Contoh lain (Abdul Chaer 2007)
4.2 Antonim
Secara semantik Verhaar (1978) mendefenisikan antonimi sebagai: Ungkapan
(biasanya berupa kata, tetapi dapat pula dalam bentuk frase atau kalimat) yang
maknanya dianggap kebalikan dari makna ungkapan lain. Misalnya kata bagus yang berantonimi dengan kata buruk ; kata besar berantonimi dengan kata kecil.
Sama halnya dengan sinonim, antonim pun tidak bersifat mutlak. Itulah
sebabnya dalam batasan di atas, Verhaar menyatakan “…yang maknanya dianggap kebalikan dari makna ungkapan lain” Jadi,
hanya dianggap kebalikan. Bukan mutlak berlawanan.
Sehubungan dengan ini banyak pula yang
menyebutnya oposisi makna. Dengan istilah oposisi, maka bisa tercakup dari
konsep yang betul-betul berlawanan sampai kepada yang bersifat kontras saja.
Kata hidup dan mati, mungkin bisa menjadi contoh yang berlawanan; tetapi hitam dan putih mungkin merupakan contoh yang hanya berkontras.
Contoh lain (Abdul Chaer 2007); kata berdiri berantonim dengan kata duduk, tidur, tiarap, jongkok, bersila.
4.3 Homonimi,
Homofoni, dan Homografi
Homonimi adalah dua buah kata atau satuan
ujaran yang bentuknya “kebetulan” sama, tetapi memiliki makna yang berbeda.
Contohnya adalah kata bisa yang
berarti ‘racun ular’ dan kata bisa
yang berarti ‘sanggup’.
Homofoni adalah adanya kesamaan bunyi (fon) antara
dua satuan ujaran, tanpa memperhatikan ejaanya, apakah ejaanya sama ataukah
berbeda. Contoh dalam kata bank
‘lembaga keuangan’ kata bang (bentuk
singkatan dari abang) yang bermakna ‘kakak laki-laki’.
Dan homograf adalah kata-kata yang ditulis sama,
tetapi memiliki makna yang berbeda.

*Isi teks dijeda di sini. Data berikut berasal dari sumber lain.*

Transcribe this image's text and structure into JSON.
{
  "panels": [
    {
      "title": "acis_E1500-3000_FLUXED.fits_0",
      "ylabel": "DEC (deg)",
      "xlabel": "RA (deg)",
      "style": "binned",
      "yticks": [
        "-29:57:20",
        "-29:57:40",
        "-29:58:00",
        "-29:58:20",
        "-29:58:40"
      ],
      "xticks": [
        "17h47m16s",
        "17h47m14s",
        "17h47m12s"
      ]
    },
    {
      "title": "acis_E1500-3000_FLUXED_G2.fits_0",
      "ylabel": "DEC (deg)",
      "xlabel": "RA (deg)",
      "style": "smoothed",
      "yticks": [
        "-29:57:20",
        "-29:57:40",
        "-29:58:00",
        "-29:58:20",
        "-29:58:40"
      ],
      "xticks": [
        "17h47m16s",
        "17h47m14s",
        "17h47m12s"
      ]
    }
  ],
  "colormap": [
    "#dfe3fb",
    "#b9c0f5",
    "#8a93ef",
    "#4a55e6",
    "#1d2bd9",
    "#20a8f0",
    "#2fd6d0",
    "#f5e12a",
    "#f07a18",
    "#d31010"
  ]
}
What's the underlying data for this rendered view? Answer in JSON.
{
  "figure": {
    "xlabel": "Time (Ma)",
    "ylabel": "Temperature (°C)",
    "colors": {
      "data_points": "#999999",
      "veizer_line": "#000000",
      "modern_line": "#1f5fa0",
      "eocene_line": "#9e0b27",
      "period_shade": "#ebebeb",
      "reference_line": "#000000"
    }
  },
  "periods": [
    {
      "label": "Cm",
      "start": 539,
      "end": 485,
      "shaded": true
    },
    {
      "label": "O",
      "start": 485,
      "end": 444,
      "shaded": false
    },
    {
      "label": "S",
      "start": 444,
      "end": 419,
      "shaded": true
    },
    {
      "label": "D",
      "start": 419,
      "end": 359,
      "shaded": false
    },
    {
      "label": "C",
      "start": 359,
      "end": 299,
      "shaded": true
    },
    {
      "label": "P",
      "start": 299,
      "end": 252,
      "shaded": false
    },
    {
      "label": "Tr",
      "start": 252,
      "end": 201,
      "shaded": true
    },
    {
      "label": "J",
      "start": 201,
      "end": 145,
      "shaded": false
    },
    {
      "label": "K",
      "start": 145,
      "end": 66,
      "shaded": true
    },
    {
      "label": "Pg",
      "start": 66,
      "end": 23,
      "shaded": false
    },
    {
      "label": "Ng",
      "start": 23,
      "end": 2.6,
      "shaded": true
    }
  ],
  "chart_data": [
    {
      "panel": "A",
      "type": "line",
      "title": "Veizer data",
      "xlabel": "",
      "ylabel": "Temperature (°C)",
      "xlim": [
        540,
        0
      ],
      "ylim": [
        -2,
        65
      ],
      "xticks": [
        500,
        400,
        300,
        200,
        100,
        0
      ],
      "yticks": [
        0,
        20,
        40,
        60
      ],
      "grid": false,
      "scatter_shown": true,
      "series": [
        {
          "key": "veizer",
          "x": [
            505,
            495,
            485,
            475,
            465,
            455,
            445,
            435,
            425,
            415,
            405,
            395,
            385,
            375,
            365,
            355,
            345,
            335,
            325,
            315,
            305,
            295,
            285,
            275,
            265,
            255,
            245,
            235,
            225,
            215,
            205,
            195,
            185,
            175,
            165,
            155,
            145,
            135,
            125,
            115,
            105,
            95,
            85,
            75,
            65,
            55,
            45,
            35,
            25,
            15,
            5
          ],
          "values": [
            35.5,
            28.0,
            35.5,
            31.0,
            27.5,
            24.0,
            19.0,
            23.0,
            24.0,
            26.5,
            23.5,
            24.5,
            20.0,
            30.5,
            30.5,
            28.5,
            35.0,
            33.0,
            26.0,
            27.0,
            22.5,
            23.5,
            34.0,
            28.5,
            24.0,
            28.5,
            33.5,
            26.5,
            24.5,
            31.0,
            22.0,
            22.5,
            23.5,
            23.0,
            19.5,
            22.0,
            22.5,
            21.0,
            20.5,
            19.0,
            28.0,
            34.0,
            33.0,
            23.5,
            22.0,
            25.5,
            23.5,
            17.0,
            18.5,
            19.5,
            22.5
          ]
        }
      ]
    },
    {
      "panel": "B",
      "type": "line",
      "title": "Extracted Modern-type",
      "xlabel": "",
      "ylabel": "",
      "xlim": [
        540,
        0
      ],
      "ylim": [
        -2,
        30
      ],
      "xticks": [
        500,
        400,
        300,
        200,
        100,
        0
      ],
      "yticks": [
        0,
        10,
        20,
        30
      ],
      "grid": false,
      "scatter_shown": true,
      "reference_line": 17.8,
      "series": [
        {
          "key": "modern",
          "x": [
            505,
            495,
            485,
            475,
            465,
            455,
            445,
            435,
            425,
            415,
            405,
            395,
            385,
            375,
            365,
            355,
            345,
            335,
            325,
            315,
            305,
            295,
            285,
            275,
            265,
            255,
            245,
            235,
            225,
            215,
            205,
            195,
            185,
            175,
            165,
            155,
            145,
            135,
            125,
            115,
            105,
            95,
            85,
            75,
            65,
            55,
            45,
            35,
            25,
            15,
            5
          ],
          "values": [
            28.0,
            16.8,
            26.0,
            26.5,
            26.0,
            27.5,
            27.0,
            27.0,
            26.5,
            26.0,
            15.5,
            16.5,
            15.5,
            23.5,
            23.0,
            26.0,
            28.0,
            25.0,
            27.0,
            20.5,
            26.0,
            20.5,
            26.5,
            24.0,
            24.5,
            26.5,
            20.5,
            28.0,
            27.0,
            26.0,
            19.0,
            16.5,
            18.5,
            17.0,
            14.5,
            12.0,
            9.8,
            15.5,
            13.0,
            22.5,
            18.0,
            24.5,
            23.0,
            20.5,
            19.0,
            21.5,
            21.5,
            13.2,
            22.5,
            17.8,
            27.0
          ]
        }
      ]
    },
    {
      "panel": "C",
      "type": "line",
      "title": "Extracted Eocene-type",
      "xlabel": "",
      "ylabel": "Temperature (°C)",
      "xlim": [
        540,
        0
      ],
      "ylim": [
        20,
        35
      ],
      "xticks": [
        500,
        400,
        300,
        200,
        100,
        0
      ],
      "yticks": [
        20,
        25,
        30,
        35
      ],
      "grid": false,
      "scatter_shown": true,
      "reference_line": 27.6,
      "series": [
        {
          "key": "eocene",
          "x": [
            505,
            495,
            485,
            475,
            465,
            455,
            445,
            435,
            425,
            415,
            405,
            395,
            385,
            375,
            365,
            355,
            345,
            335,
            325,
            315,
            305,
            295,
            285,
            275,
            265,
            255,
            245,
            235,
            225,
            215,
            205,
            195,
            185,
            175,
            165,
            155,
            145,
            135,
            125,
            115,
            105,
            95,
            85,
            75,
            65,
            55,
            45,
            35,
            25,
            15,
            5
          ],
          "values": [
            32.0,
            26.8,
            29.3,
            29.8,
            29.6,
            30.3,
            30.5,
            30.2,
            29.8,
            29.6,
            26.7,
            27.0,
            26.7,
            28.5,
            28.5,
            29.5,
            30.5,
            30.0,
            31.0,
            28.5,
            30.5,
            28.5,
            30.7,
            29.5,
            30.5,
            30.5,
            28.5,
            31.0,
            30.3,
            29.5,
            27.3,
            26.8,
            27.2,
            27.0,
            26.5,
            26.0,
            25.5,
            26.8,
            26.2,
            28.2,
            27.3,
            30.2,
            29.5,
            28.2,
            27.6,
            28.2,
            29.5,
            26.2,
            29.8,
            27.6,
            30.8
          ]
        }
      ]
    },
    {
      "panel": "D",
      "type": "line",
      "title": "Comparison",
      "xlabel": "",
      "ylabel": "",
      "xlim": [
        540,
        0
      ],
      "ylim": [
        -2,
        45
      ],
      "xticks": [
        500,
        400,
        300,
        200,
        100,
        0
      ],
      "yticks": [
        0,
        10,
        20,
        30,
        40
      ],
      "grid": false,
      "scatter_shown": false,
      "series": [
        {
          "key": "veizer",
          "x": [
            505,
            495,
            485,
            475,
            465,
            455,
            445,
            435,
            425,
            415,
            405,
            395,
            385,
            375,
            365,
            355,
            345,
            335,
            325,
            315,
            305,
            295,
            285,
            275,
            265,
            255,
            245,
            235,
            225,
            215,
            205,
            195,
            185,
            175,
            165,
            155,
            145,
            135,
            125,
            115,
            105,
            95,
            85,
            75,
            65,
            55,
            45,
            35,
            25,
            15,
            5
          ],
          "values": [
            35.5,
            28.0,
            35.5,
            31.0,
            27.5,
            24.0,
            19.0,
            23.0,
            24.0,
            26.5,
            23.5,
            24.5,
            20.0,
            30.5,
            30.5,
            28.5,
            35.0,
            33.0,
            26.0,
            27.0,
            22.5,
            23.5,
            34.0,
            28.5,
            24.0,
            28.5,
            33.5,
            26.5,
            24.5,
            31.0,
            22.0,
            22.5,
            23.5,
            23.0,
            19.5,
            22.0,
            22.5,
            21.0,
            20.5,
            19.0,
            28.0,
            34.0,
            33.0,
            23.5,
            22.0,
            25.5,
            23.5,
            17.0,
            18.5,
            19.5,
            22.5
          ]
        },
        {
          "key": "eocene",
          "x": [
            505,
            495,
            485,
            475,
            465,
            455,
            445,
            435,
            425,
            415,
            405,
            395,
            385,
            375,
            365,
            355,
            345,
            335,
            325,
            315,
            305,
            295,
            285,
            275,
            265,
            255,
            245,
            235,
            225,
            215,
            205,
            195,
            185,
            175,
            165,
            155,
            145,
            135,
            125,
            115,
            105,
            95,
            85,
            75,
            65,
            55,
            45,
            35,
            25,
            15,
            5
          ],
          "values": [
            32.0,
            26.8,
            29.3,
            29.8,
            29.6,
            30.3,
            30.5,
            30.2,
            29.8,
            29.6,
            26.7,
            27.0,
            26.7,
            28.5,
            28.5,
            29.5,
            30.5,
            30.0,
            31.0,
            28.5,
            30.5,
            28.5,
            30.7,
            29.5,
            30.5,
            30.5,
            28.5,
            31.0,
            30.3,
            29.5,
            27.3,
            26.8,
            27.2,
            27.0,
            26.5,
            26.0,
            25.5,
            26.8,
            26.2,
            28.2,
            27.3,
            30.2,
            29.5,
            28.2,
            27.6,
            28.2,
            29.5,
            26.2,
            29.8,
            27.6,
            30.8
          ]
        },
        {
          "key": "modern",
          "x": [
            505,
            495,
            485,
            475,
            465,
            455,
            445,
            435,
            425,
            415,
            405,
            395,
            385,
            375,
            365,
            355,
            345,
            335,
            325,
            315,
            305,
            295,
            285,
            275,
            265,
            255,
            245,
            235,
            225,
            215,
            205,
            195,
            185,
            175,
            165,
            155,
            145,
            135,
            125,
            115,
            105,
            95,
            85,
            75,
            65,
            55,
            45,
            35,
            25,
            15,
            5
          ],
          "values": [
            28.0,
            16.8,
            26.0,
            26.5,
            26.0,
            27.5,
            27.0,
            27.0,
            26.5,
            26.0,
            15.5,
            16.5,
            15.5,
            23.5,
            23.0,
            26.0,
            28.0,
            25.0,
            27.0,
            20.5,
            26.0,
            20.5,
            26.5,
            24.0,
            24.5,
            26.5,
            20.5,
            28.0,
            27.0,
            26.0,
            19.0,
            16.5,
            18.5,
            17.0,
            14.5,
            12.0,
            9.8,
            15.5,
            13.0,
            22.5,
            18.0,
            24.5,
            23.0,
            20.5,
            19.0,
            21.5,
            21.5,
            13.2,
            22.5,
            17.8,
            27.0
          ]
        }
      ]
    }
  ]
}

Contohnya pada kata tahu ‘makanan’ dengan kata tahu
yang berarti ‘paham’.
4.4 Hiponimi
dan Hipernimi
Hiponimi adalah
‘relasi makna yang berkaitan dengan peliputan makna spesifik dalam makna
generis’; seperti makna anggrek dalam makna bunga, makna kucing dalam makna
binatang. Anggrek, mawar, dan tulip berhiponimi dengan bunga; sedangkan kucing,
kambing, dan kuda berhiponimi dengan binatang. Bunga merupakan
superordinat (hipernimi, hiperonim) bagi anggrek, mawar, dan tulip, sedangkan
binatang menjadi superordinat bagi kucing, kambing, dan kuda.
4.5 Polisemi
Polisemi lazim diartikan sebagai satuan bahasa (terutama kata, bisa juga
frase) yang memiliki makna lebih dari
satu. Umpamanya kata kepala dalam bahasa Indonesia memiliki makna (1)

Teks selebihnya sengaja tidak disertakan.